Die Erfindung bezieht sich auf eine Vorrichtung zum Sichern einer an einem flachen Grundkörper, insbesondere an einem an einer Leiterplatte angeordneten Kühlblech, lösbar befestigten, U-förmigen Klammer, mittels der ein Gegenstand, insbesondere ein elektronisches Bauteil, auf den Grundkörper gepreßt wird.

Häufig werden verschiedenartige Gegenstände auf Grundkörpern lösbar, beispielsweise durch Verschrauben, befestigt. Andererseits werden unlösbare Verbindungen dadurch realisiert, daß zu befestigende Gegenstände auf einem Grundkörper verklebt werden. Für viele Anwendungsbereiche ist es jedoch erforderlich, die Gegenstände auf einem Grundkörper zu befestigen, die wiederholt ausgetauscht werden sollen. Zu diesem Zweck ist es in montagetechnischer Hinsicht aufwendig, Schraubenverbindungen zu verwenden.

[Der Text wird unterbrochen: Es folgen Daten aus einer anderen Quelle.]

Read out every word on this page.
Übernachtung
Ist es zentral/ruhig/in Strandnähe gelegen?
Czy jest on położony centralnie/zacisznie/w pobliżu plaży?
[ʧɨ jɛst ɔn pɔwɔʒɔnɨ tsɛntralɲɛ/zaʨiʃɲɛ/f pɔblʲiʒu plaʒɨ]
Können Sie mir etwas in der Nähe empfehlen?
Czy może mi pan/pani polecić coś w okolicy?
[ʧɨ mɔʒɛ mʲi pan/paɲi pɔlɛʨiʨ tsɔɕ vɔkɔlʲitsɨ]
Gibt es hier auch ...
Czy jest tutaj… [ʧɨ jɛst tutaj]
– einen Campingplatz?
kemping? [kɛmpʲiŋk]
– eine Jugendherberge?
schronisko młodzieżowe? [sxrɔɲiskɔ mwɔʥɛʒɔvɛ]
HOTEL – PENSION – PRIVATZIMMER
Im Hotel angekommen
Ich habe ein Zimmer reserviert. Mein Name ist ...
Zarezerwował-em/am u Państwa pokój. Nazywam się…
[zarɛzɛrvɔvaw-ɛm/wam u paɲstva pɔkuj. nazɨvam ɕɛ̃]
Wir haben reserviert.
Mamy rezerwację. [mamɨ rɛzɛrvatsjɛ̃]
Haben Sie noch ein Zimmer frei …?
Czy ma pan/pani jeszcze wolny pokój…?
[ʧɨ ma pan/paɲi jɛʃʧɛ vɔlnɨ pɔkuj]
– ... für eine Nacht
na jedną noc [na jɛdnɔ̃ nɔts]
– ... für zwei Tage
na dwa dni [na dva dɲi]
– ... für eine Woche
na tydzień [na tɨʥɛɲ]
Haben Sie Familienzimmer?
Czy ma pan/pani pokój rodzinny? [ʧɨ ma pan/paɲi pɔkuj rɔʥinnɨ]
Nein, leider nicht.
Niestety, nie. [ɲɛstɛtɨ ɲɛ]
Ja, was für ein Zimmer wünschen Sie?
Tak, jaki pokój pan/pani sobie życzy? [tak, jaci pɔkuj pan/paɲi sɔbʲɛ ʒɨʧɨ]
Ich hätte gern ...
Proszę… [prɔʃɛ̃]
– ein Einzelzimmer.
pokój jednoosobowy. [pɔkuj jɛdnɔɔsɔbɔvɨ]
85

Insbesondere in der Halbleiterindustrie werden Leiterplatten unterschiedlichster Art verwendet, auf denen eine Vielzahl von elektrischen oder elektronischen Bauelementen aufgebracht werden müssen. Dies geschieht in der Regel durch Verlöten. Für manche Verwendungszwecke ist es jedoch erforderlich, daß die elektrischen oder elektronischen Bauelemente zwecks Erzielung einer ausreichenden Wärmeabfuhr lösbar bzw. austauschbar auf einem an der Leiterplatte angeordneten Kühlblech befestigt werden. Dabei ist es meistens aus konstruktiver Sicht nicht möglich, die Befestigungselemente, beispielsweise Schrauben und Muttern, am elektrischen oder elektronischen Bauelement selbst anzubringen. Es ist daher üblich, das elektrische oder elektronische Bauelement mittels einer im wesentlichen U-förmigen Klammer an dem Kühlblech festzulegen. Hierbei durchragen und hintergreifen die freien Schenkel der Klammer korrespondierende Öffnungen im Kühlblech, wobei der innere, nach innen gekrümmte Basisabschnitt der U-förmigen Klammer gegen das an dem Kühlblech zu haltendende Bauelement drückt. In der Praxis kommt es jedoch häufig aufgrund einer mehr oder weniger unsachgemäßen Behandlung des Kühlblechs zu einem unbeabsichtigten Lösen der Klammer, wodurch das Bauelement nicht mehr mit hinreichender Kraft auf das Kühlblech gedrückt wird.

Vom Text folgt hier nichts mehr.